Alertant d’entrée de jeu sur la « menace de sécurité intérieure », que constituent les ingérences étrangères, le locataire de la place Beauvau a mis l’accent, tout au long de son intervention, les difficultés que peuvent connaître les services de renseignement, dans la lutte contre ces ingérences au regard de la multiplicité des formes qu’elles peuvent revêtir.

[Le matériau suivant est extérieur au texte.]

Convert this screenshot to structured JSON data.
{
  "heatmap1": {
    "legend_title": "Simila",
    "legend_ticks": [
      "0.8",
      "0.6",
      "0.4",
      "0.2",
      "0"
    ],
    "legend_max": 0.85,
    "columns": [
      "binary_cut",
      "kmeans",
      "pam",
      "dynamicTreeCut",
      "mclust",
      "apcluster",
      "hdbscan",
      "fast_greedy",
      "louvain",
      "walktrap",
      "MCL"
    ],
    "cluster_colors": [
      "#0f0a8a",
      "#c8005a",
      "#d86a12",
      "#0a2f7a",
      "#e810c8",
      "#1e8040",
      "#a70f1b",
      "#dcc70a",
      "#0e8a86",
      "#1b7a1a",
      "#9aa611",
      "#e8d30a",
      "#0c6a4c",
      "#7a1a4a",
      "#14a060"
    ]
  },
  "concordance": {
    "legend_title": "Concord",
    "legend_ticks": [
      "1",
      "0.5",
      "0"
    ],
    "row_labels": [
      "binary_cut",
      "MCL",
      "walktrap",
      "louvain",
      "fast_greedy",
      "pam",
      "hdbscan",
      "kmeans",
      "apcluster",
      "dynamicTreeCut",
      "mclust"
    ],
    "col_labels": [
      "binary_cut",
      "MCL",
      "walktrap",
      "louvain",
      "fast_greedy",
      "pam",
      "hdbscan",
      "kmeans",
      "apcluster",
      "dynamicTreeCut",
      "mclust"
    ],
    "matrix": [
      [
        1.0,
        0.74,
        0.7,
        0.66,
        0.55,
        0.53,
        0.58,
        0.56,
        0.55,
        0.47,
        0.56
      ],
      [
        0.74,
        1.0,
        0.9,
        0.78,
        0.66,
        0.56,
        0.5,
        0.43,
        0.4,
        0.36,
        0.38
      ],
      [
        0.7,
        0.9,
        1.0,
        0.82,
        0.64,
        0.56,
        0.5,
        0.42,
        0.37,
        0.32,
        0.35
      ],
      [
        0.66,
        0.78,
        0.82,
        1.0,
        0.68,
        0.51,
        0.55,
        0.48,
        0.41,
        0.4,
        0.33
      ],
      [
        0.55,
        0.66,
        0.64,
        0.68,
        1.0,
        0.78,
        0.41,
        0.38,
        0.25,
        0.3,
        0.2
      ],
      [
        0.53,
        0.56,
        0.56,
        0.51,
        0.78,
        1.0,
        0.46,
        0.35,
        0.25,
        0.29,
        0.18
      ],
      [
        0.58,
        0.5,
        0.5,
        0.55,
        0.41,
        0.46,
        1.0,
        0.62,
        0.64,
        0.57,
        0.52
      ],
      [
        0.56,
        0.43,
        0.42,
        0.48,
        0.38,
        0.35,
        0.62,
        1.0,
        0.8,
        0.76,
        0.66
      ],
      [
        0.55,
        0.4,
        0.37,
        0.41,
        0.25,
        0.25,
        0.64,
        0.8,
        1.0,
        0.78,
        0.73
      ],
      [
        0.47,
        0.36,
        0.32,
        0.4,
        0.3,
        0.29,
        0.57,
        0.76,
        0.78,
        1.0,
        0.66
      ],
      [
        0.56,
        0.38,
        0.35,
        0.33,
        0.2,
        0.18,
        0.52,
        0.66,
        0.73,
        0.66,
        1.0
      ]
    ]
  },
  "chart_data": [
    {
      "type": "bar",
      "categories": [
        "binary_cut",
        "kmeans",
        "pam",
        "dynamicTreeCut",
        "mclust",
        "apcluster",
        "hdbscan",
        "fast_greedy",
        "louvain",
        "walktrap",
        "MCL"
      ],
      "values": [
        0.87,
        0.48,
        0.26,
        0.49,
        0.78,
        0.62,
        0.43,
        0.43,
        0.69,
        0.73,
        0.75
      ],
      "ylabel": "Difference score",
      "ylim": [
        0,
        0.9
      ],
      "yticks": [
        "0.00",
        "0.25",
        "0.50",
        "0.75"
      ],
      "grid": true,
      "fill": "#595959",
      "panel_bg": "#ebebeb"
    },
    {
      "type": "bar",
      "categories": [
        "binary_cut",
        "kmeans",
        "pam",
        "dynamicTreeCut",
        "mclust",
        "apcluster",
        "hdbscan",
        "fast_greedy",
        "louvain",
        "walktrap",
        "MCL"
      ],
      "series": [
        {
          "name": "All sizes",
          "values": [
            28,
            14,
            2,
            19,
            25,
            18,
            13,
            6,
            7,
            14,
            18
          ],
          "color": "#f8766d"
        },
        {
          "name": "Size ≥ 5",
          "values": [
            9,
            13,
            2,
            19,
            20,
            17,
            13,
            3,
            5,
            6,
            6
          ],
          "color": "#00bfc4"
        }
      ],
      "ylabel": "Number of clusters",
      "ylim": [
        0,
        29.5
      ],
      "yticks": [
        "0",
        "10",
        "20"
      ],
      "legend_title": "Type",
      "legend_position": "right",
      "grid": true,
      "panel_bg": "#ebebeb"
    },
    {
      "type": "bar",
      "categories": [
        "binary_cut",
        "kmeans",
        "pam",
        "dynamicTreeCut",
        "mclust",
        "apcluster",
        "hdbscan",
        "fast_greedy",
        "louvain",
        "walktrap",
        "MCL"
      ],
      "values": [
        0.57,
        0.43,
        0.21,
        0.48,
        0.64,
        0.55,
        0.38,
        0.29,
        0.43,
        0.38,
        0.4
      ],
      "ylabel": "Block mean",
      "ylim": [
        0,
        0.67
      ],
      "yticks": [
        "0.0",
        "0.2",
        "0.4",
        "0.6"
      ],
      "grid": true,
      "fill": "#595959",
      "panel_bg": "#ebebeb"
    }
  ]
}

Le ministre s’est cependant voulu rassurant, rappelant que « la France n’est pas naïve », et « dispose d’un arsenal complet, technique, humain et législatif », tout en se montrant « très favorable », à une amélioration de la stratégie. Et ce, alors qu’une proposition de loi luttant contre les influences étrangères a été votée jeudi dernier au Sénat, venant percuter quelque peu les travaux de la commission d’enquête.

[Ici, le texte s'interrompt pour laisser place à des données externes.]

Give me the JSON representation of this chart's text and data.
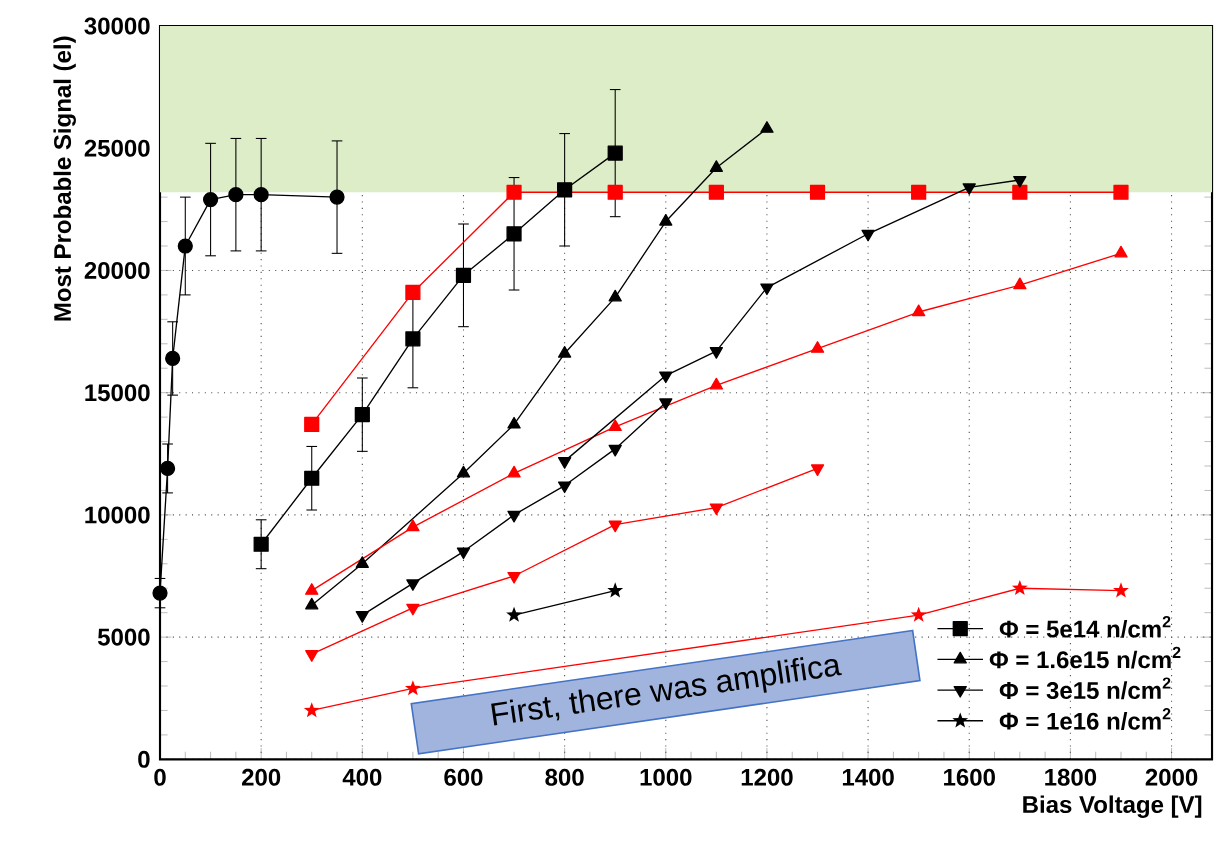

 75 % des contenus signalés pendant les émeutes et les crimes du 7 octobre proviennent de X avec très peu de retraits de X lui-même 

Gérald Darmanin, ministre de l'Intérieur et des Outre-mer

« Les plateformes amplifient les ingérences »

Rappelant au début de son intervention que « les ingérences étrangères peuvent être étatiques ou non étatiques », le ministre de l’Intérieur explique que ces dernières sont « difficiles à caractériser », la plupart étant inspirées par des « proxys » ou encore des « ONG ». « Nous devons d’abord regarder cette nouvelle forme d’action », invite-t-il, qui passe régulièrement « par les nouveaux modes de communication ».

A propos de ces nouveaux médias, Gérald Darmanin rappelle le rôle de Pharos, dont il explique qu’elle « vise essentiellement à lutter contre la pédocriminalité », mais qui constitue de manière plus large, une plateforme de police judiciaire, qui sert à signaler les contenus et comportements illicites en ligne. Un outil cependant insuffisant, la responsabilité de la suppression du contenu appartenant aux plateformes, et non pas à l’outil lui-même.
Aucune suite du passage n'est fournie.